Tak mau pulang dengan rasa penasaran kami pun bertanya dengan petugas keamanan. Ternyata pertunjukkan Sendratari Ramayana yang kami saksikan malam itu adalah episode pertama dari rangkaian 4 episode cerita Rama dan Shinta. Episode pertama dengan judul “Hilangnya Dewi Shinta” memang selesai saat Rama berhasil membantu Sugriwa. Menurut Bapak Satpam dari ke-empat episode Sendratari Ramayana yang paling seru adalah episode ke-2 dengan judul Hanoman Sang Duta namun dikenal sebagai Hanoman Obong. “ Nanti kalo Hanoman Obong itu Hanomannya dibakar, ada apinya beneran. Mbak kembali saja besok malam untuk menonton episode 2” Katanya. Mendengar hal tersebut kami hanya tersenyum sambil menggeleng mengingat rangkaian acara komunitas yang sudah menanti keesokan malamnya.
Empat episode Sendratari Ramayana bukan berarti kita harus menonton selama 4 malam berturut-turut untuk bisa mengerti cerita. Ada pembawa acara yang akan bercerita, ada brosure yang disediakan untuk kita baca, dan percayalah gerakan memukau yang dipertunjukkan oleh para penari sudah cukup menuntaskan rasa ingin tahu. Namun berita baiknya, untuk kamu yang penasaran ada jadwal pertunjukan khusus yang menamampilkan keseluruhan cerita secara utuh. Maksudnya gerakan dan cerita 4 episode dipadatkan menjadi 1 episode dengan durasi pertunjukkan 2 jam. Pertunjukkan satu cerita utuh mulai dipentaskan sejak tahun 1996.
Pertunjukkan Sendratari Ramayana yang diadakan di panggung terbuka biasanya hanya digelar saat musim kemarau yakni antara bulan Mei hingga Oktober. Pertunjukkan ini dilaksanakan malam hari yaitu antara jam 19.30 hingga 21.30. Sementara tiket bisa dibeli langsung di loket yang tersedia di lokasi. Selain tiket, pihak penyelenggara pun menyediakan transportasi untuk membantu penonton yang akan kembali ke pusat kota Yogyakarta.

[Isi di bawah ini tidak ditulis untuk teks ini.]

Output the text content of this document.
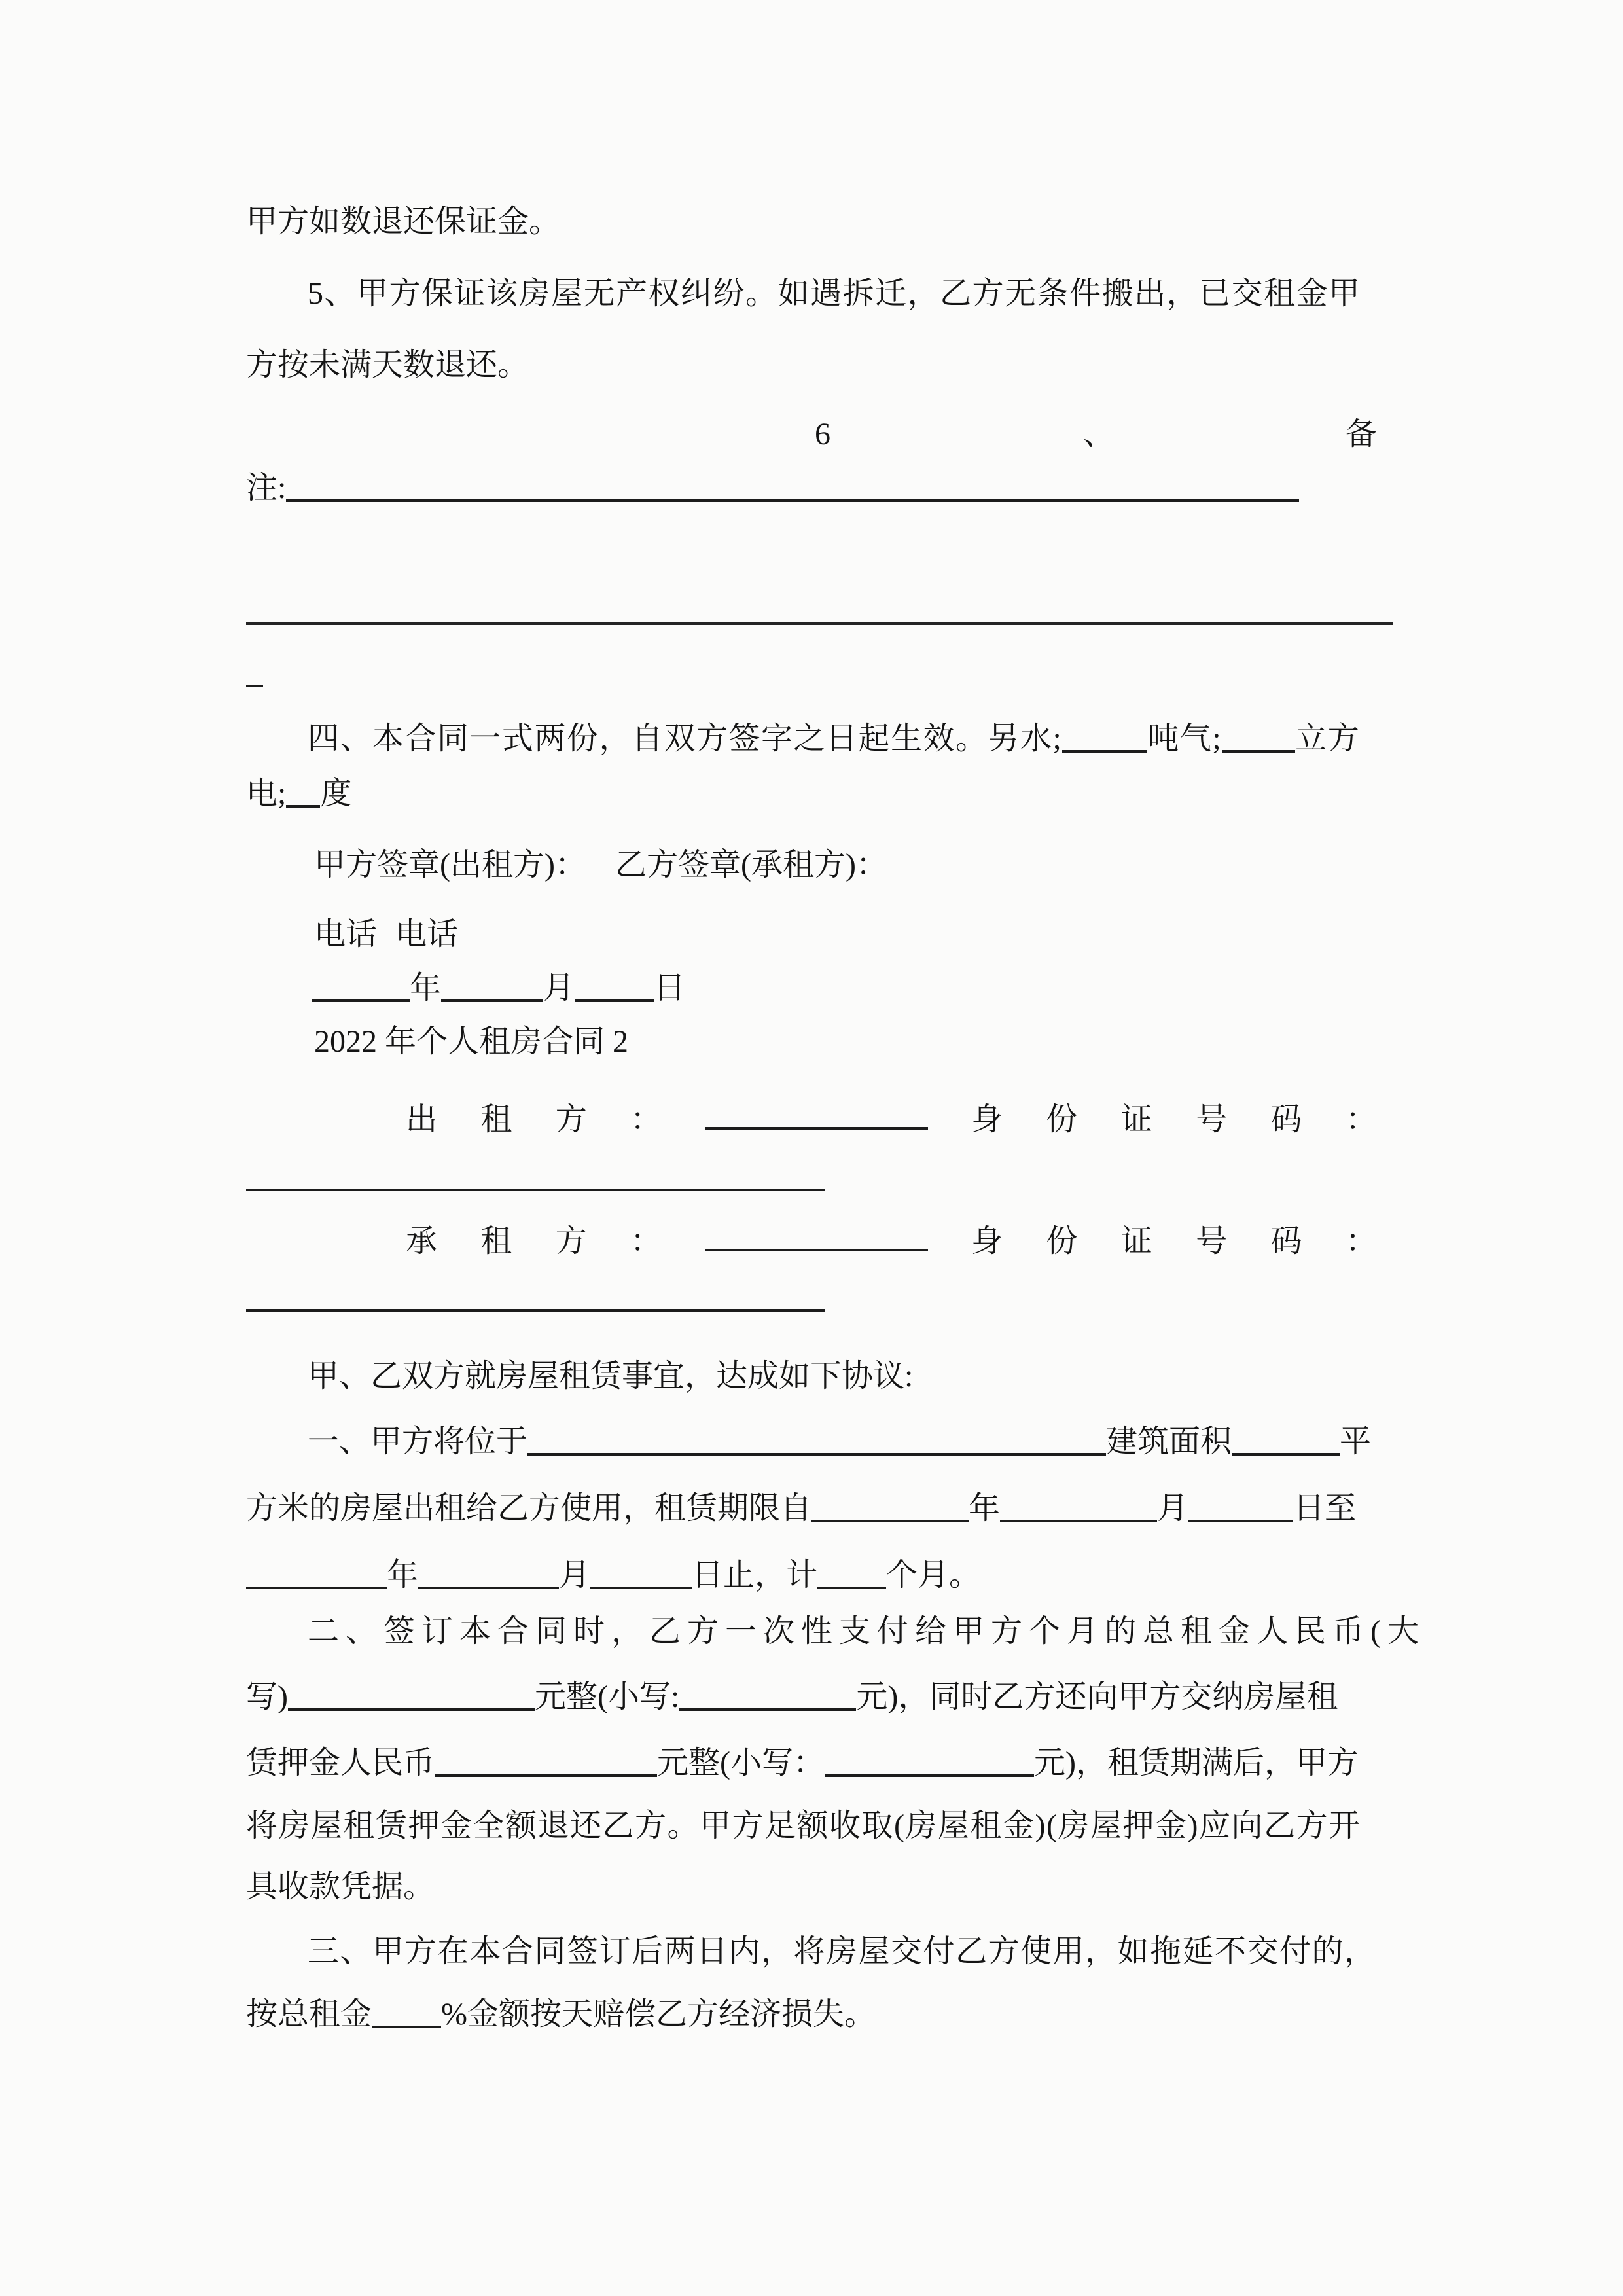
甲方如数退还保证金。
5、甲方保证该房屋无产权纠纷。如遇拆迁，乙方无条件搬出，已交租金甲
方按未满天数退还。
6	、	备
注:
四、本合同一式两份，自双方签字之日起生效。另水;	吨气; 立方
电; 度
甲方签章(出租方)： 乙方签章(承租方)：
电话 电话
年	月	日
2022 年个人租房合同 2
出 租 方 ：	身 份 证 号 码 ：
承 租 方 ：	身 份 证 号 码 ：
甲、乙双方就房屋租赁事宜，达成如下协议:
一、甲方将位于	建筑面积	平
方米的房屋出租给乙方使用，租赁期限自	年	月	日至
年	月	日止，计 个月。
二、签订本合同时，乙方一次性支付给甲方个月的总租金人民币(大
写)	元整(小写:	元)，同时乙方还向甲方交纳房屋租
赁押金人民币	元整(小写：	元)，租赁期满后，甲方
将房屋租赁押金全额退还乙方。甲方足额收取(房屋租金)(房屋押金)应向乙方开
具收款凭据。
三、甲方在本合同签订后两日内，将房屋交付乙方使用，如拖延不交付的，
按总租金 %金额按天赔偿乙方经济损失。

Jadi kita hanya tinggal membeli tiket transportasinya saja. Untuk jadwal dan pemesanan tiket bisa menghubungi PT. Taman Wisata Candi Borobudur,Prambanan dan Ratu Boko di nomor telepon (0274) 496408.
“Kegunung,kelaut,ngegembel adalah pencarian jati diri sebagai anak manusia, tapi untuk mencari jati diri sebagai anak bangsa, mulailah dengan belajar sejarah dan budaya”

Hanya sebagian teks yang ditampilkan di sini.